Temel prensibimiz her partiye bir bakanlık verilecek. Bize soruyorlar ‘bakanlarınız kim olacak’ diye. Aslında bakanlar değil Merkez Bankası Lideri kim olacak? Bu kişi inanç veren kişi olacak. Saraydan gelen talimatla değil işin gereğini yerine getirmiş olacak. 2400 unsurluk ortak mutabakat metnini hazırladık. Kıymetli olan Bakanların altındaki liyakatlı takımlar. Burada bakan kim olursa olsun, bakanın altındaki kişi kim olacak, bu değerli. Devlet bu zati. Bürokrat devlettir. Kim büyükelçi olacak mesela. Hayatı boyunca dış siyaset konusunda makale okumamış kişiyi büyükelçi yaparsanız, rüşvet alanları büyükelçi yaparsanız. Yetişeceksin, dünyayı tanıyacaksın, yabancı lisanlar bileceksin. Oturmasını, kalkmasını bileceksin. Adamı bulduk geldi, e ne yapalım, büyükelçi tayin edelim. Büyükelçi tayin ettiler, ne oldu?
“PARTİLERİN MEMURU OLMAZ DEVLETİN MEMURLARI OLUR”
Belli çevrelerin palavra ve iftiralarla dolu hazırlıkları olduğu halinde duyumlar geldi. Kirli siyasetten bu toplum çıkarılması lazım. Er meydanı deriz. Yiğitler çıkar güreşir, hakem vardır, sıkıntı biter.
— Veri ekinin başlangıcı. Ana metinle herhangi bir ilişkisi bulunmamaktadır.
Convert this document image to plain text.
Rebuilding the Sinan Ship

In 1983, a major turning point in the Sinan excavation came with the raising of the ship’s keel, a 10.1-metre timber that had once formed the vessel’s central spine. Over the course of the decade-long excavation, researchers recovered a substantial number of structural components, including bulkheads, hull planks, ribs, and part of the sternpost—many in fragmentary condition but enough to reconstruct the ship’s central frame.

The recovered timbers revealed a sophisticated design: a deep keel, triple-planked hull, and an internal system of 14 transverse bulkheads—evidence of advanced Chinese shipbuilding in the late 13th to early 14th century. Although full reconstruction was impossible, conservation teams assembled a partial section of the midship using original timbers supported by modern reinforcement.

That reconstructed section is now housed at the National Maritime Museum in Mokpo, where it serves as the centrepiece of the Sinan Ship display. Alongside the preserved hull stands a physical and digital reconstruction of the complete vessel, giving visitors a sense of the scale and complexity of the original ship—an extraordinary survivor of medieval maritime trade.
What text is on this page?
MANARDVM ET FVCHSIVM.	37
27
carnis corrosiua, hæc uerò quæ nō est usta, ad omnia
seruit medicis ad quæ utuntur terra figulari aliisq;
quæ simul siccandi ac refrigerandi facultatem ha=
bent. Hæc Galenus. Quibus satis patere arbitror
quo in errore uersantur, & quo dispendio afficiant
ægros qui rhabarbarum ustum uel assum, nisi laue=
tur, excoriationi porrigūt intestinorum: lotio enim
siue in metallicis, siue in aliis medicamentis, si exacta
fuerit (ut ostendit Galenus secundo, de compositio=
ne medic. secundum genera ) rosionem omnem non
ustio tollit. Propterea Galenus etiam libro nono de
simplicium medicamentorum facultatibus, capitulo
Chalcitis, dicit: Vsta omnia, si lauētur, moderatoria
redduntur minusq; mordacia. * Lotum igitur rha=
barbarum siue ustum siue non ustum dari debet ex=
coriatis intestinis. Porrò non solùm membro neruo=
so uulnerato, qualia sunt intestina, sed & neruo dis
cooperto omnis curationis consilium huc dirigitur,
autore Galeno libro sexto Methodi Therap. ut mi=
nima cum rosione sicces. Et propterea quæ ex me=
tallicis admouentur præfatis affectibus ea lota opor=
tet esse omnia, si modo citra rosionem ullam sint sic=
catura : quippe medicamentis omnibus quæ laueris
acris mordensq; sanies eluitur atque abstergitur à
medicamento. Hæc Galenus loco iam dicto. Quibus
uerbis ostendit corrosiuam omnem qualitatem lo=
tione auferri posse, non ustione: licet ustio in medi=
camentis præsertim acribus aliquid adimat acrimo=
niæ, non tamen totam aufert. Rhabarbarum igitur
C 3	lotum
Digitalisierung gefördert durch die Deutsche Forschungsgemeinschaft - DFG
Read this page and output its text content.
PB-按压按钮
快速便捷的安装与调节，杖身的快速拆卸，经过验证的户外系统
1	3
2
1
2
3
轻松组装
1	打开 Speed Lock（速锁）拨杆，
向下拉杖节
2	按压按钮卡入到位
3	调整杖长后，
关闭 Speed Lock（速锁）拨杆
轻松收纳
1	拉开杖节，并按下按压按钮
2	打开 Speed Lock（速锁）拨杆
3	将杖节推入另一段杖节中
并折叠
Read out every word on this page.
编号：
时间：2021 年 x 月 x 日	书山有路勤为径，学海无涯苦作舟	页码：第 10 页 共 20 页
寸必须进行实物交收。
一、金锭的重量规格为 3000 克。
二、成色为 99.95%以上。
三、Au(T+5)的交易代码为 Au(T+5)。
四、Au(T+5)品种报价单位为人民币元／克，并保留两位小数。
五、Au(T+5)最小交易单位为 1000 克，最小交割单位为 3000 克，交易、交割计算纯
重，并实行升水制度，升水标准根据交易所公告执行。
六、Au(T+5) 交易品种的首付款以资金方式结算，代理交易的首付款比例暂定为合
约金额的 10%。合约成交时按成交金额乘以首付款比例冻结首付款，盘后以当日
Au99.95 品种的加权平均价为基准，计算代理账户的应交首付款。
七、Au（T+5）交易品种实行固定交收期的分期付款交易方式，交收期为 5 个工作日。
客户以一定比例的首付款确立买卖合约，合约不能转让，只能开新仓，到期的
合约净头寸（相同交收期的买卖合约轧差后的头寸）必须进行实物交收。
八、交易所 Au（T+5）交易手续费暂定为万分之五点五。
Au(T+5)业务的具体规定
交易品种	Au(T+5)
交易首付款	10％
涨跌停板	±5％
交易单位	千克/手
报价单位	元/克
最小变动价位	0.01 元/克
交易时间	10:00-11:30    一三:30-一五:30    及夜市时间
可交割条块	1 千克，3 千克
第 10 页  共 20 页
Siz orada kural dışı iftira atarsanız. Bunlar olmamalı. Doğrular üzerine siyaset yapılmalı. Devletin bürokratları kirli işlere bulaştırılmamalı. Bürokrat devletin memurudur, siyasi partinin memuru değildir. Devlet bakidir, siyasi partiler geçicidir. Devletin memurlarını siyasal tercihinize nazaran yönlendirirseniz bu kirli şeyler ortaya çıkabilir. Kirliliğe bulaşan çok kişi var. Devlet intikam hissiyle yönetilmez. Birisi bir kişiyi ihbar ettiği andan itibaren ona çabucak intikam hissiyle hareket etmek yanlışsız değil. O vakit bunlardan farkımız olmaz. Varsa bir şey araştırır, rapora bağlar, savcılığa gönderirsiniz. Devlet adaletle yönetilmek zorundadır.